Ganz anders sieht es aus beim Anbieter des Betriebssystems mit dem Fenster-Logo. Die scheint die Gruppe der sehbehinderten und blinden Menschen nicht zu interessieren. Denn es gibt dort einfach Nichts. Ganz im Gegenteil, die Screen Reader Hersteller werden im Regen sethen gelassen. Kleine Gruppe – kein Profit – also kein Interesse werden sich die Manager sagen!» beende ich meinen Monolog. 

«Uii da scheint ja einiges an Frust zusammengekommen zu sein! Nur mein lieber Mensch, das ist ja nichts Neues! Dies haben wir ja schon einmal abgehandelt.» sagt der Hund mit ruhiger und leiser Stimme. «Da hat mein Hund recht, nur wird es immer schlimmer! War es vor zirka einem Jahr eine Differenz von ca. 5 Jahren wird es in etwa 2 Jahren rund 10-15 Jahre sein! Jemand wie ich hat somit auf dem ersten Arbeitsmarkt kaum Chancen, angestellt zu werden. Stell dir vor, wer verwaltet seine Termine heute noch im Palm, wer telefoniert noch mit seinem Nokia 3210, oder erkläre mal einem Kind, dass er die Lieblingssendung im TV verpasst hat und nicht mehr zurückgespult werden kann. Das gemachte Fotos für die Verbreitung unter Freunden zuerst auf den Laptop oder den PC geladen werden müssen und nicht bequem von seinem Smartphone aus über WhatsApp, Facebook und Co. in die Welt verteilt werden können! Ja, mein lieber Hund, genau so war es vor rund 10-15 Jahren!» beende ich meinen energischen Wortschwall.  

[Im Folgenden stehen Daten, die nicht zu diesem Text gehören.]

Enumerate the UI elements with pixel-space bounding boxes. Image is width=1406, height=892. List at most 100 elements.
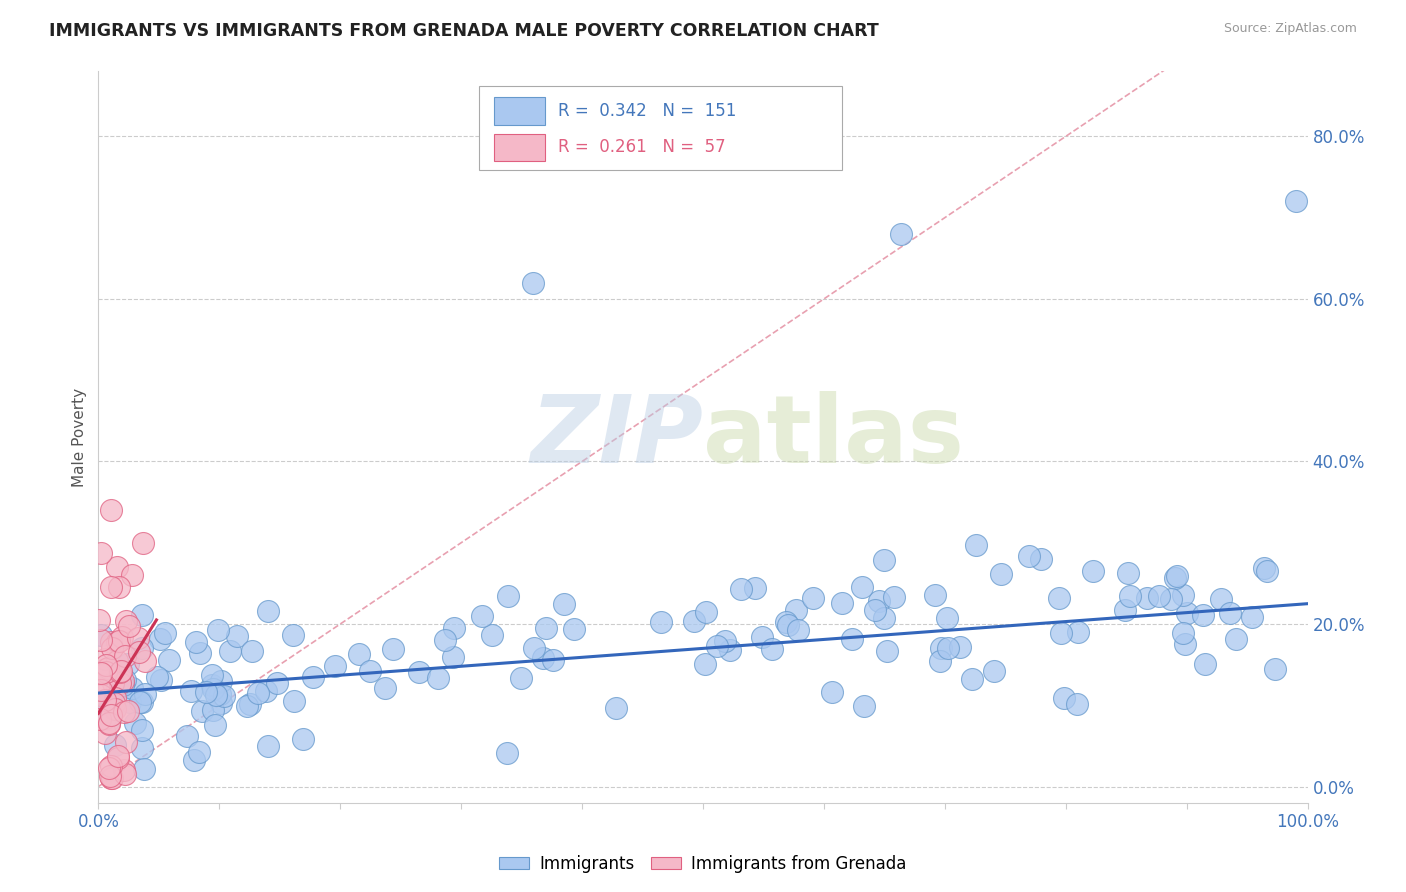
Point	[90, 665, 112, 680]
FancyBboxPatch shape	[494, 134, 544, 161]
Point	[188, 647, 211, 661]
Point	[714, 633, 737, 648]
Point	[90, 628, 112, 642]
Point	[201, 678, 224, 692]
Point	[149, 673, 172, 687]
Point	[105, 560, 128, 574]
Point	[706, 639, 728, 653]
Point	[1240, 609, 1263, 624]
Point	[114, 673, 136, 688]
Point	[180, 684, 202, 698]
Point	[1163, 570, 1185, 584]
Point	[1175, 606, 1198, 620]
Point	[98, 768, 121, 782]
Point	[115, 735, 138, 749]
Point	[100, 634, 122, 648]
Point	[108, 665, 131, 680]
Point	[246, 686, 269, 700]
Point	[188, 745, 211, 759]
Point	[441, 649, 464, 664]
Point	[1049, 625, 1071, 640]
Point	[562, 622, 585, 636]
Point	[1049, 591, 1071, 605]
Point	[112, 678, 135, 692]
Point	[1253, 561, 1275, 575]
Point	[149, 632, 172, 646]
Point	[145, 670, 167, 684]
Point	[553, 597, 575, 611]
Point	[128, 695, 150, 709]
Point	[374, 681, 396, 695]
Point	[101, 641, 124, 656]
Point	[94, 662, 117, 676]
Point	[105, 681, 128, 695]
Point	[104, 690, 127, 705]
Point	[194, 685, 217, 699]
Point	[107, 634, 129, 648]
Point	[117, 657, 139, 671]
Point	[1173, 626, 1195, 640]
Point	[209, 696, 232, 710]
Point	[103, 676, 125, 690]
Point	[1194, 657, 1216, 671]
Point	[104, 701, 127, 715]
Point	[134, 687, 156, 701]
Text: R =  0.261   N =  57: R = 0.261 N = 57	[558, 138, 725, 156]
Point	[112, 705, 135, 719]
Point	[121, 568, 143, 582]
Point	[201, 668, 224, 682]
Point	[107, 749, 129, 764]
Point	[131, 695, 153, 709]
Legend: Immigrants, Immigrants from Grenada: Immigrants, Immigrants from Grenada	[492, 848, 914, 880]
Point	[924, 588, 946, 602]
Point	[114, 767, 136, 781]
Point	[108, 580, 131, 594]
Point	[801, 591, 824, 606]
Point	[821, 684, 844, 698]
Point	[89, 546, 111, 560]
Text: ZIP: ZIP	[530, 391, 703, 483]
Point	[127, 631, 149, 645]
Point	[408, 665, 430, 679]
Point	[235, 699, 257, 714]
Point	[131, 607, 153, 622]
Point	[103, 696, 125, 710]
Point	[128, 645, 150, 659]
Point	[1116, 566, 1139, 580]
Text: atlas: atlas	[703, 391, 965, 483]
Text: Source: ZipAtlas.com: Source: ZipAtlas.com	[1223, 22, 1357, 36]
Point	[93, 652, 115, 666]
Point	[852, 699, 875, 714]
Point	[1018, 549, 1040, 564]
Point	[240, 643, 263, 657]
Point	[531, 651, 554, 665]
Point	[359, 664, 381, 678]
Point	[1136, 591, 1159, 605]
Point	[108, 676, 131, 690]
Point	[91, 667, 114, 681]
Point	[776, 618, 799, 632]
Point	[209, 687, 232, 701]
Point	[184, 635, 207, 649]
Point	[96, 665, 118, 679]
FancyBboxPatch shape	[494, 97, 544, 125]
Point	[730, 582, 752, 596]
Point	[104, 738, 127, 752]
Point	[100, 581, 122, 595]
Point	[1081, 564, 1104, 578]
Point	[94, 693, 117, 707]
Point	[785, 603, 807, 617]
Point	[1225, 632, 1247, 646]
Point	[1066, 697, 1088, 711]
Point	[100, 758, 122, 772]
Point	[100, 707, 122, 722]
Point	[98, 761, 121, 775]
Point	[107, 751, 129, 765]
Point	[281, 627, 304, 641]
Point	[1031, 551, 1053, 566]
Point	[851, 580, 873, 594]
Point	[683, 614, 706, 628]
Point	[650, 615, 672, 630]
Point	[94, 658, 117, 673]
Point	[1053, 691, 1076, 706]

«Und wo kommt nun der Bumerang ins Spiel?» will der Hund von mir wissen. «Hä! Wieso Bumerang?» entgegne ich verwirrt. «Du hast gesagt, wird dies zum Bumerang!» entgegnet der Hund. «DAS ist ja offensichtlich, Hund! Die Technik wäre zwar so weit, dass sie uns nützlich und hilfreich sein könnte, nur wenn sich niemand darum bemüht, dass wir diese auch nutzen können, werden die sehbehinderten und blinden Menschen wie vor einigen Jahren sich dem Korbflechten widmen müssen!» teile ich dem Hund meine Sicht der Dinge dar.  

Der Hund schaut mich nachdenklich an und sagt dann mit ernster Miene. «Das würde ja heissen, der Korb und DU hättet eine Gemeinsamkeit! Beide sind auf Ihre Art Exoten und werden von der Gesellschaft kaum mehr eingesetzt!»